I tried Ardour on my machine using a live version of gnome trixie, it did hand back control to gnome, but of course I couldn’t update all the software first nor see if it still worked after a reboot. I noticed the problems on the installed version after a reboot following running ardour so can’t be sure when it locked out my access to the internal HDA / HDMI audio.
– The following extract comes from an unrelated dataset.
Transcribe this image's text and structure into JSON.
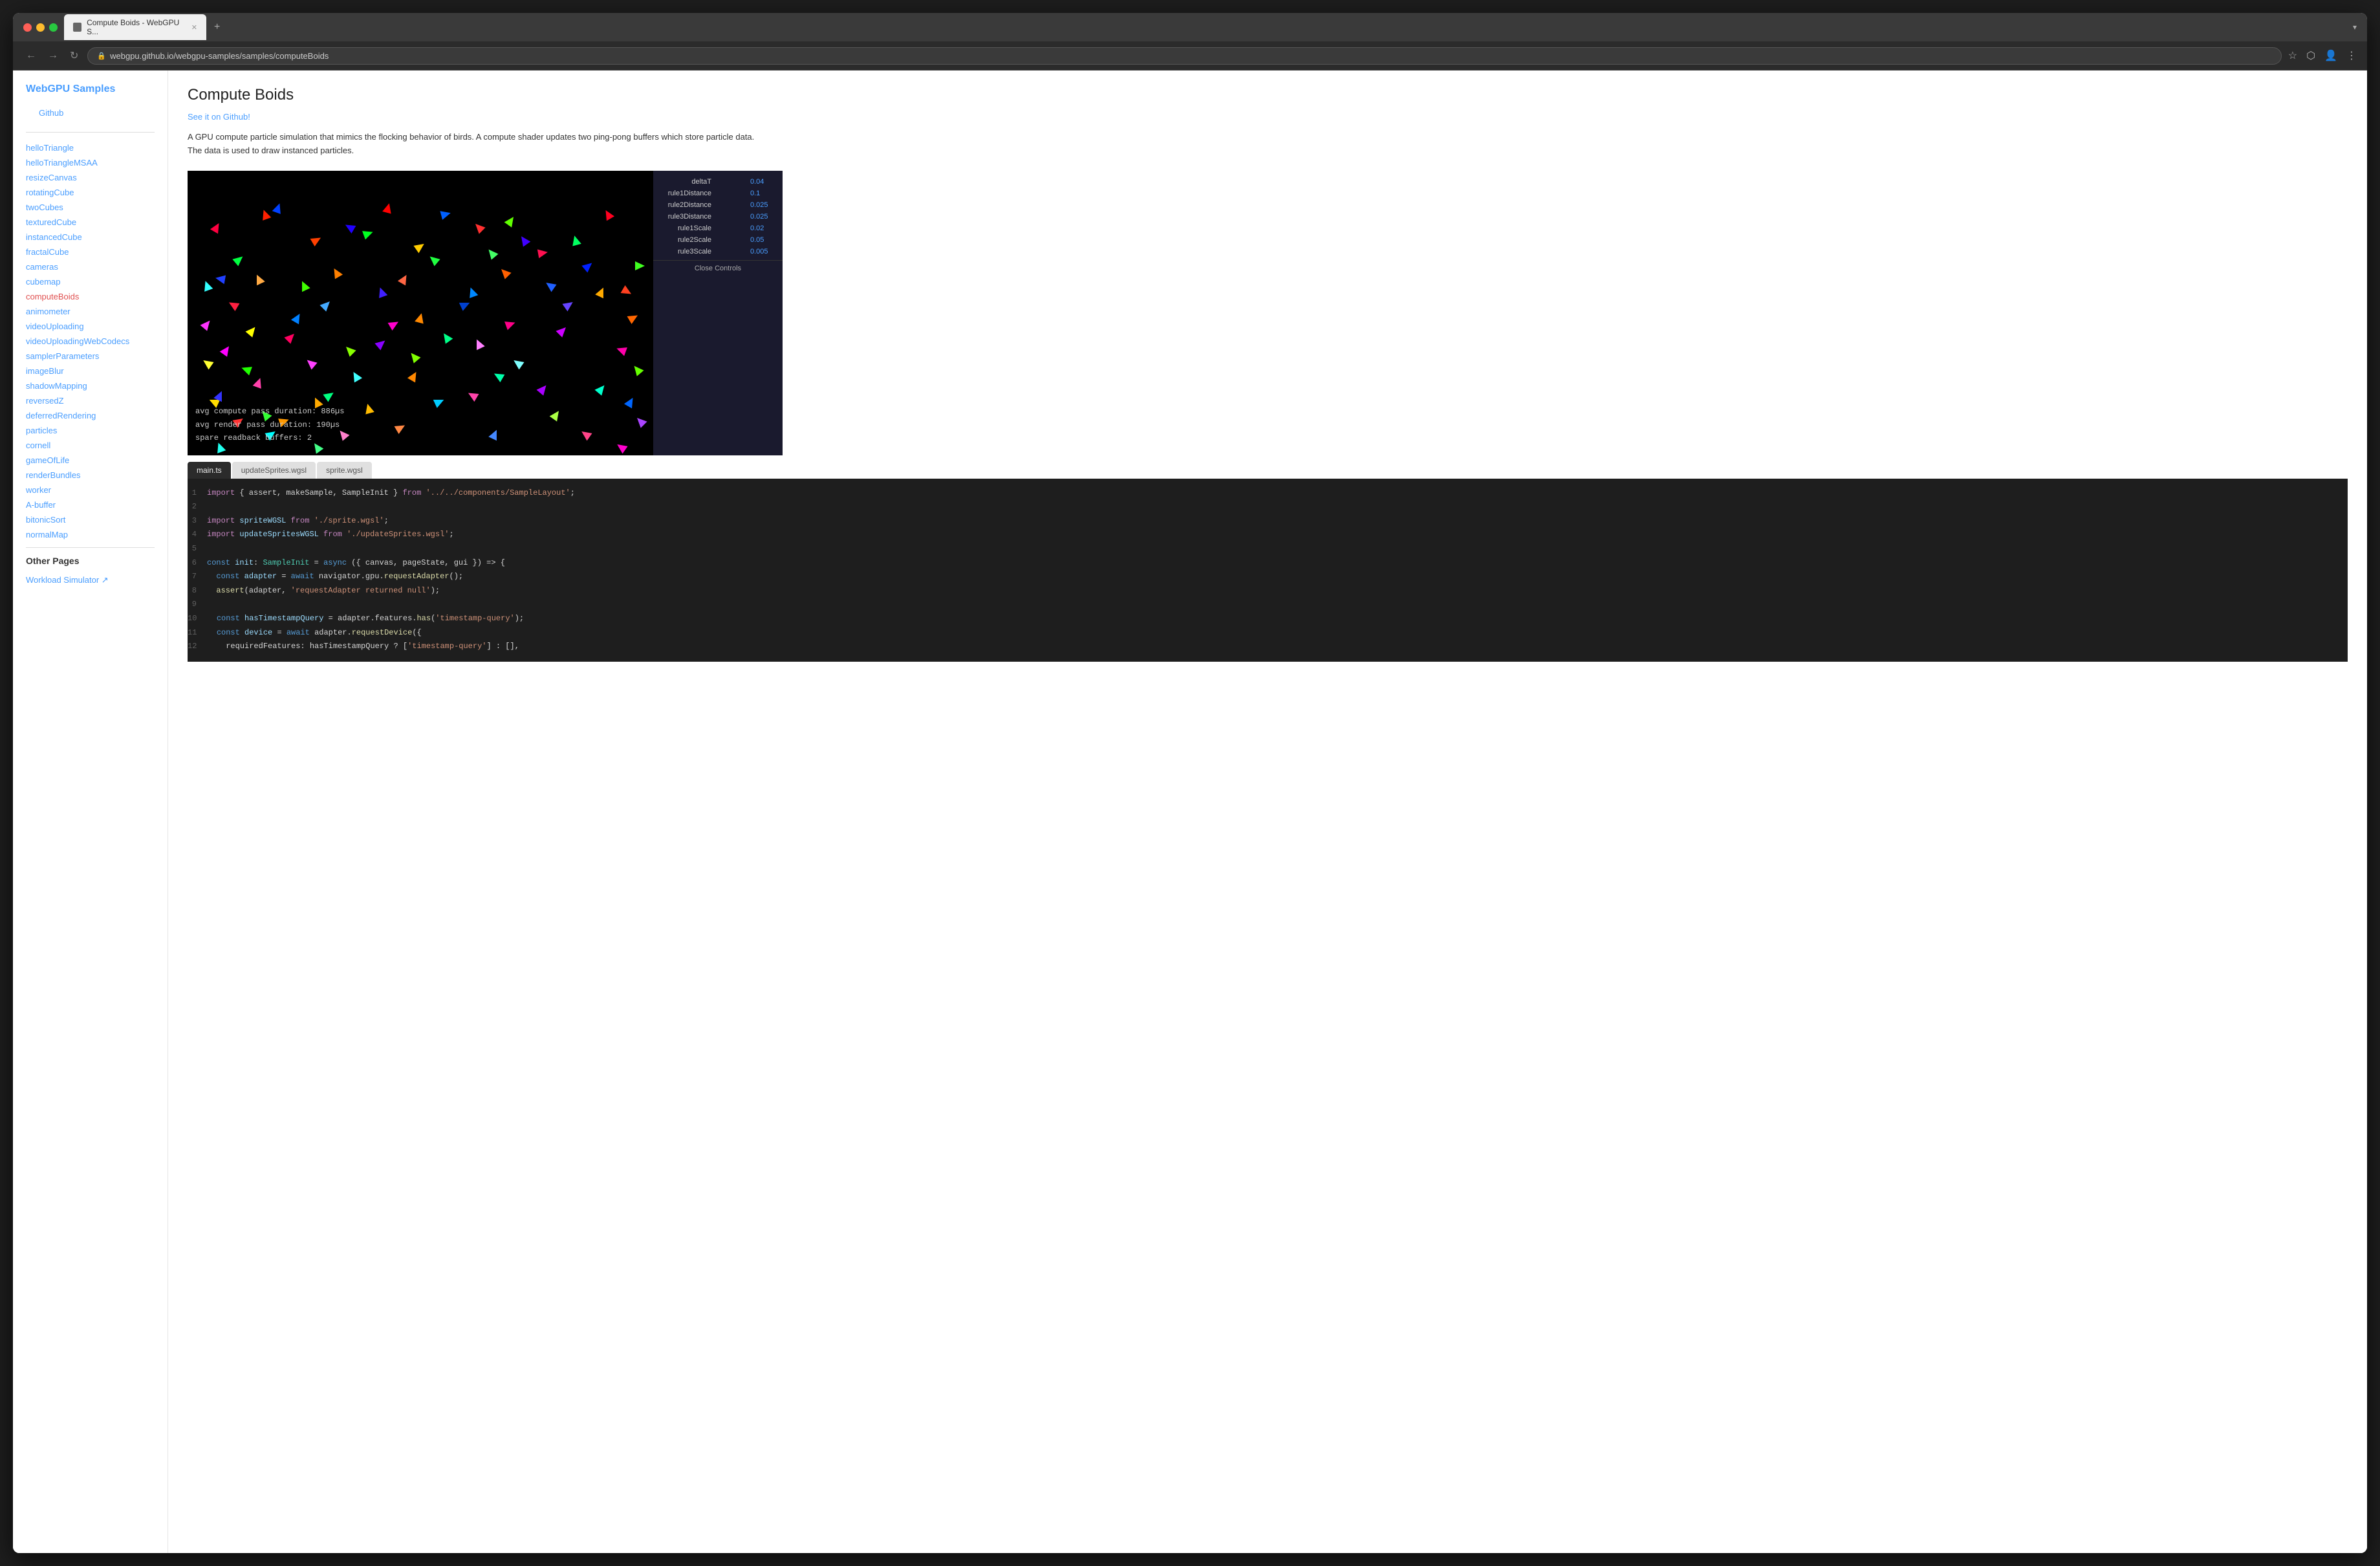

Just my impression, and again beyond my proper understanding, but it seems to me that Ardour somehow activates pipewire et al (leveraging alsa?) to list / locate outputs/sinks to make them available for the user to choose from. This is in the start button in the audio / midi settings window. And the stop button stops everything. Perhaps the stop is clearing some sinks from pipewire’s dynamically created sinks/nodes?